Auszug aus meiner applicationcontext.xml

<bean id="logonService"
		class="de.sbiruhr.rgpr.services.LogonService" singleton="false">
		<constructor-arg>
			<ref bean="userDao" />
		</constructor-arg>
	</bean>

Da ich ja je Session eine Instanz haben möchte um den User zu speichern, geht das irgendwie nicht...

gruß
navino


----------



## Thomas Darimont (11. Juli 2007)

Hallo,

warum willst du denn logon Service nicht als Singleton haben? Ich denke wenn du dir Session/User-Context halten musst solltest du das nicht in diesem Service tun, das verwirrt nur. Kannst du beim Logon nicht ein eindeutiges Session-Token für den User generieren (oder das von AXIS2 mitbenutzen) über das du dann User-spezifische Informationen in einer entsprechenden Map hälst.
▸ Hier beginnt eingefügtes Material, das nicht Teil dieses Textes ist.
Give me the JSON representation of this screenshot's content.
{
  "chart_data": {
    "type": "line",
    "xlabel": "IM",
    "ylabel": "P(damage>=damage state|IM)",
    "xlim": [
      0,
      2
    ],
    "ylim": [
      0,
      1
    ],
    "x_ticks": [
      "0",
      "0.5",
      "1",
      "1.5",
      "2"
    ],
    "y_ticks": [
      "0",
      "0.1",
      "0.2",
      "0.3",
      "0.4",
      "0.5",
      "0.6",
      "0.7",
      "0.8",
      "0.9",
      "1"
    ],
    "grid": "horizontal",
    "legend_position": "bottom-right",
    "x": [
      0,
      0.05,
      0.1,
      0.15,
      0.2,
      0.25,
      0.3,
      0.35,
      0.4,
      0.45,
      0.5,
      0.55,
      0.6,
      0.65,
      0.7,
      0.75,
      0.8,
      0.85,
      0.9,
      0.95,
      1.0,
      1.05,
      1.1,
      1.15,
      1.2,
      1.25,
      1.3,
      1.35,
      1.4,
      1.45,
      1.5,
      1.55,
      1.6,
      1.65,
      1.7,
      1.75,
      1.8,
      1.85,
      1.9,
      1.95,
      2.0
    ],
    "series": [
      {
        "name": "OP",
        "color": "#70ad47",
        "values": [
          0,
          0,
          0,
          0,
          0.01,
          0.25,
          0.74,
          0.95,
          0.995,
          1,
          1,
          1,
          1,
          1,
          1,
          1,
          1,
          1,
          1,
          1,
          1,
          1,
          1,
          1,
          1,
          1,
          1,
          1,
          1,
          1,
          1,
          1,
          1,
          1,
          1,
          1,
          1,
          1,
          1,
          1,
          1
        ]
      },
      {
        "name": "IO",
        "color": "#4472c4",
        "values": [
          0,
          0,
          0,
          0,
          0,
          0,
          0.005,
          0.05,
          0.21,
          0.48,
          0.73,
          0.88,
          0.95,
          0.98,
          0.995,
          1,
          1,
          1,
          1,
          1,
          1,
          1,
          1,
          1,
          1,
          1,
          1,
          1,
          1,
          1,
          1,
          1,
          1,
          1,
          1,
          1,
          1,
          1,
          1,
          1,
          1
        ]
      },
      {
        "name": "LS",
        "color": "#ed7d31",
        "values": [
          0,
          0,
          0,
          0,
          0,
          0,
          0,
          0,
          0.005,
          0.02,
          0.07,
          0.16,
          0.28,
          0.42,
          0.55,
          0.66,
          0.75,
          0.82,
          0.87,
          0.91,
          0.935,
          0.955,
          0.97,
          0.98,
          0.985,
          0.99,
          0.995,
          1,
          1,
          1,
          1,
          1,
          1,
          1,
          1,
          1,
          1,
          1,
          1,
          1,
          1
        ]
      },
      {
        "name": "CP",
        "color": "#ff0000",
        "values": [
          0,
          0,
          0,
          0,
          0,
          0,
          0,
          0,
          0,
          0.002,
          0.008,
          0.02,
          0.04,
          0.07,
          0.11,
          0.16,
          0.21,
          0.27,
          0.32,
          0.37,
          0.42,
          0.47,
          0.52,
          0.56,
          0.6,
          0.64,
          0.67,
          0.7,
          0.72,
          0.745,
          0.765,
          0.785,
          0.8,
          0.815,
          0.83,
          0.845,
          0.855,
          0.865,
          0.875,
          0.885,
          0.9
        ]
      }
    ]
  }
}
Die Map könnte beispielsweise an einem als Singleton markierten von Spring verwalteten ContextHolder aufgehängt werden.

Gruß Tom


----------



## navino (11. Juli 2007)

Ja an sowas habe ich auch schon gedacht,
allerdings wenn es doch da was fertiges gibt...

Hab mich vor kurzem mit jsf beschäftigt, da setzt man einfach eine Bean die ein User hat in des Session-Scope, - und fertig.... 
Klappte wunderbar!

Was ist den ein ContextHolder?
Ich würd dann einfach ein Map, in den LogonService packen... 
In der Map würd ich dann die sessionid als key, und den User als value speichern.
Wobei ich da wieder eine neue Frage habe, wie komme von einem POJO-Service an die sessionid?

Gruß
navino


----------